The Tennessee Walking Horse, Hackney, and Saddlebred are breeds that are synonymous with their iconic high-stepping gait. Competitors have historically done better in the showring with horses that have the most exaggerated form of this gait, known as the “big lick”. Nowhere is this more coveted than in Tennessee Walking Horse shows in the southeastern United States, particularly Tennessee and Kentucky.
But the history of this breed of high steppers is controversial. While the breed has a natural level of high step, to increase it for the showring many trainers resort to what is called “soring.”
Soring is defined as “the intentional infliction of pain to horses front limbs to induce an artificial high-step,” or “big lick.”
The advocacy group Animal Wellness Action (AWA) who run a campaign to ban the practice, has a more detailed description on its website: “The abusive practice of “soring” is when morally bankrupt trainers intentionally inflict pain on a Tennessee Walking Horse’s hooves and legs to force the horses to perform an exaggerated, high-stepping gait to obtain an unfair advantage at horse shows. Caustic chemicals are applied, and plastic wrap is used to cook the chemicals directly into the horse’s flesh for several days. Chains are attached to strike the wounds, and screws and nails are driven into the sensitive tissue of their hooves with the purpose of causing pain that will cause the horses to raise their legs and perform the exaggerated gait. These horses are subjected to constant severe pain.”
There has been a movement to ban soring in the US, starting with the Horse Protection Act (HPA) in 1970, which always lacked adequate funding for enforcement. Adding to the fight for a ban, was the U.S. Senator Joseph D. Tydings Memorial Prevent All Soring Tactics (PAST) Act which passed through the U.S. House in 2019. Again, enforcement was an issue.
But that changed this year when Congress included in its appropriations, increased highest funding for the HPA, with The House approving $3,400,000 for 2022, and a Senate bill providing an additional $2,340,000, also for 2022. This is a major leap forward, prior to 2019, the federal funding never got past $700,000.
AWA, formed in 2018, has worked to get the increased funding.
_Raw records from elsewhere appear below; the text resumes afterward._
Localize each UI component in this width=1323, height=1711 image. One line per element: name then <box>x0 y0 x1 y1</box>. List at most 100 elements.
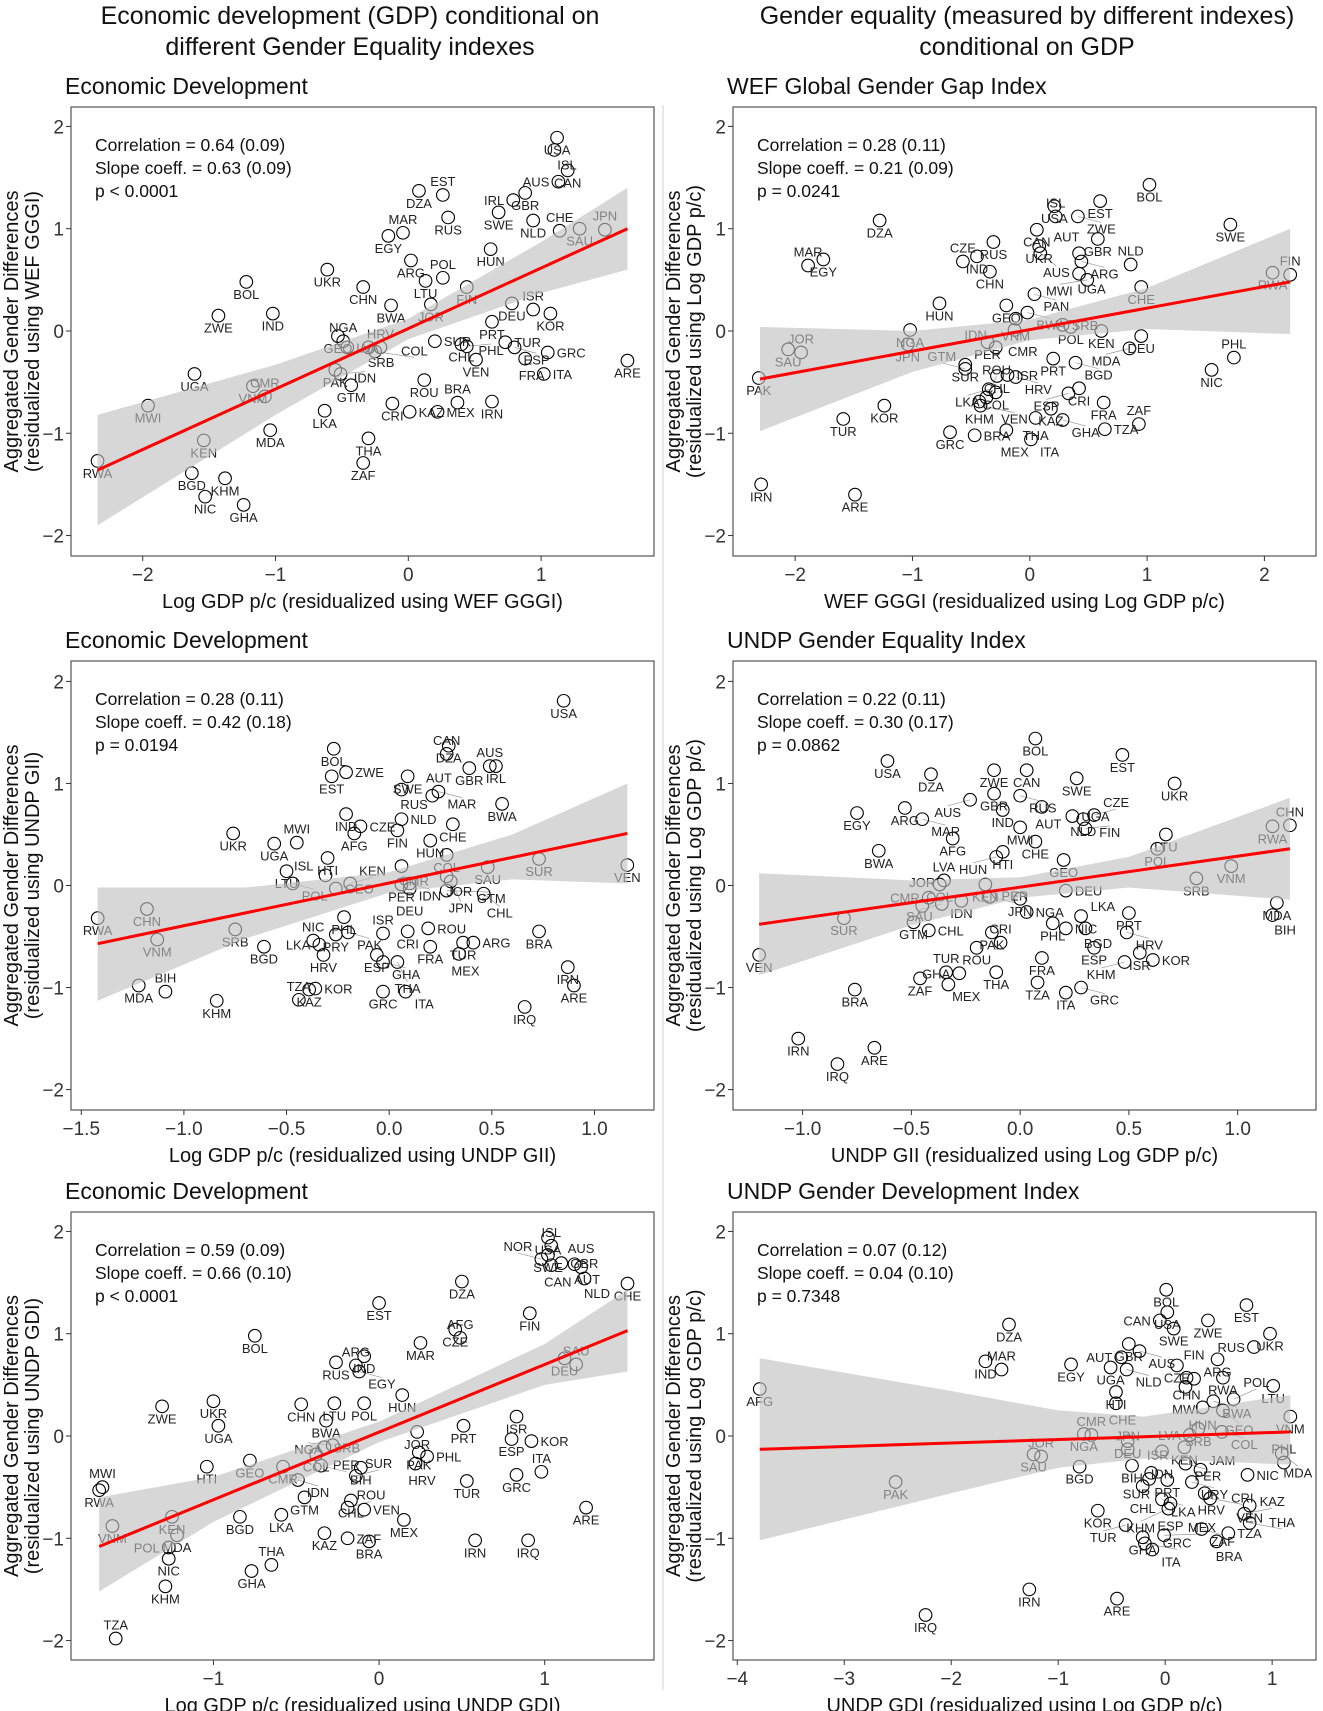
point-label: HUN <box>959 862 987 877</box>
point-label: KHM <box>1126 1520 1155 1535</box>
point-label: PER <box>1194 1469 1221 1484</box>
regression-line <box>96 227 629 472</box>
data-point-esp <box>507 340 522 355</box>
x-tick-label: −1 <box>203 1669 225 1690</box>
point-label: EGY <box>1057 1369 1085 1384</box>
point-label: BGD <box>1066 1472 1094 1487</box>
y-tick-label: 0 <box>53 322 64 343</box>
point-label: BRA <box>1216 1549 1243 1564</box>
data-point-fra <box>518 351 533 366</box>
data-point-tur <box>836 412 851 426</box>
data-point-zaf <box>356 456 371 470</box>
point-label: UKR <box>1161 788 1188 803</box>
data-point-hun <box>483 242 498 257</box>
point-label: HRV <box>1136 937 1164 952</box>
point-label: NGA <box>1036 905 1065 920</box>
confidence-band <box>97 783 628 1001</box>
y-tick-label: −1 <box>42 979 64 1000</box>
data-point-sur <box>428 334 442 349</box>
data-point-tha <box>1242 1516 1257 1530</box>
point-label: ISR <box>372 912 394 927</box>
y-axis-label-line2: (residualized using Log GDP p/c) <box>684 739 706 1032</box>
data-point-mex <box>397 1513 411 1527</box>
label-leader-line <box>483 893 500 907</box>
data-point-isr <box>1000 368 1015 382</box>
point-label: HRV <box>408 1473 436 1488</box>
stat-annotation-2: Slope coeff. = 0.21 (0.09) <box>757 158 954 178</box>
point-label: CHE <box>439 829 467 844</box>
point-label: TUR <box>514 335 541 350</box>
data-point-ita <box>536 367 551 381</box>
y-axis-label-line2: (residualized using Log GDP p/c) <box>684 185 706 478</box>
label-leader-line <box>1085 825 1110 829</box>
data-point-nic <box>161 1551 176 1566</box>
data-point-prt <box>456 1418 471 1433</box>
point-label: AFG <box>341 838 368 853</box>
x-tick-label: −4 <box>726 1669 748 1690</box>
y-axis-label-line1: Aggregated Gender Differences <box>1 744 23 1026</box>
point-label: IND <box>966 261 988 276</box>
x-tick-label: 0.5 <box>479 1119 505 1140</box>
data-point-can <box>544 1258 559 1273</box>
point-label: SWE <box>1062 783 1092 798</box>
data-point-che <box>1109 1396 1123 1411</box>
x-tick-label: −2 <box>132 565 154 586</box>
data-point-rou <box>340 1500 355 1515</box>
data-point-arg <box>404 253 418 268</box>
point-label: EGY <box>375 241 403 256</box>
data-point-ita <box>398 984 413 999</box>
data-point-mwi <box>95 1480 110 1494</box>
y-tick-label: 2 <box>53 117 64 138</box>
point-label: UKR <box>314 275 341 290</box>
data-point-lka <box>981 382 996 397</box>
point-label: CZE <box>1103 795 1129 810</box>
label-leader-line <box>438 791 462 798</box>
x-tick-label: 0 <box>403 565 414 586</box>
point-label: PRY <box>323 939 350 954</box>
data-point-aus <box>482 759 497 773</box>
point-label: BOL <box>321 754 347 769</box>
point-label: BRA <box>841 995 868 1010</box>
data-point-ita <box>1058 985 1073 1000</box>
point-label: DEU <box>1127 341 1154 356</box>
data-point-bra <box>967 428 982 443</box>
stat-annotation-3: p = 0.0241 <box>757 181 840 201</box>
point-label: IRL <box>484 193 504 208</box>
point-label: HUN <box>925 308 953 323</box>
y-tick-label: −1 <box>42 1529 64 1550</box>
point-label: KHM <box>965 412 994 427</box>
point-label: HRV <box>1198 1503 1226 1518</box>
point-label: IRN <box>787 1044 809 1059</box>
data-point-hun <box>932 296 947 311</box>
point-label: MWI <box>1046 283 1073 298</box>
point-label: GTM <box>899 927 928 942</box>
point-label: LKA <box>286 938 311 953</box>
data-point-phl <box>420 1449 434 1464</box>
point-label: KOR <box>1162 953 1190 968</box>
point-label: GBR <box>1084 244 1112 259</box>
point-label: UGA <box>1078 281 1107 296</box>
data-point-rwa <box>92 1483 107 1498</box>
data-point-gha <box>244 1564 259 1578</box>
label-leaders <box>297 1252 542 1508</box>
data-point-khm <box>1161 1501 1176 1516</box>
data-point-chn <box>356 280 371 294</box>
data-point-uga <box>1103 1360 1118 1375</box>
point-label: ISR <box>506 1422 528 1437</box>
point-label: ESP <box>1033 398 1059 413</box>
data-point-are <box>867 1040 882 1055</box>
point-label: EST <box>366 1308 391 1323</box>
data-point-ltu <box>418 274 433 288</box>
point-label: VEN <box>1001 412 1028 427</box>
data-point-nld <box>1119 1362 1134 1377</box>
point-label: IRQ <box>826 1069 849 1084</box>
label-leader-line <box>1201 1528 1223 1536</box>
data-point-rus <box>1013 788 1027 803</box>
data-point-ltu <box>1159 827 1173 842</box>
data-point-gha <box>236 498 251 512</box>
data-point-ukr <box>1263 1326 1277 1341</box>
y-axis-label-line2: (residualized using UNDP GDI) <box>22 1298 44 1574</box>
panel-title: WEF Global Gender Gap Index <box>727 73 1047 99</box>
point-label: IRQ <box>914 1620 937 1635</box>
point-label: ISR <box>1016 368 1038 383</box>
The horse industry and animal rights community have known that a dearth of HPA funding for enforcement has allowed soring events to continue unchecked in Tennessee and Kentucky. AWA also worked to secure HPA funding for 2020 in the amount of $1,000,000, and $2,009,000 for this year. The AWA has worked closely with leaders in the Tennessee Walking Horse industry who’ve admitted that the cruel practice needs to stop, as well as members of the Tennessee and Kentucky Congressional Delegations.
“We applaud appropriators in Congress for responding to our pleas to end soring by providing record-breaking funding to wipe-out this painful scourge that’s marred the show horse world since the 1950’s,” Marty Irby, executive director at Animal Wellness Action, and a past president of the Tennessee Walking Horse Breeders’ & Exhibitors’ Association who was honored by Her Majesty, Queen Elizabeth II in 2020 for his work to end soring, said in a press release. “While legislation that would also help stamp out soring continues to flounder in Congress, we remain steadfast in exploring new avenues and opportunities to work with leaders in the breed on provisions that we can all agree upon.”
The practice isn’t exclusive to Tennessee Walkers either, soring has also been a blight on the Alabama Racking Horse breed too. So it was no surprise that one of the senators who backed the budget increase, Senate Appropriations Ranking Member, Richard Shelby, a Republican, hails from Alabama.
The increase funding will go a long way towards enforcing the PAST Act, the goals of which are clearly written on the AWA site, preventing the industry’s “self-policing, banning the use of large stacked shoes and ankle chains, strengthening penalties, and making it illegal to sore a horse for the purpose of showing or selling it.”
We hope to be reporting on the progress of the PAST Act in the future.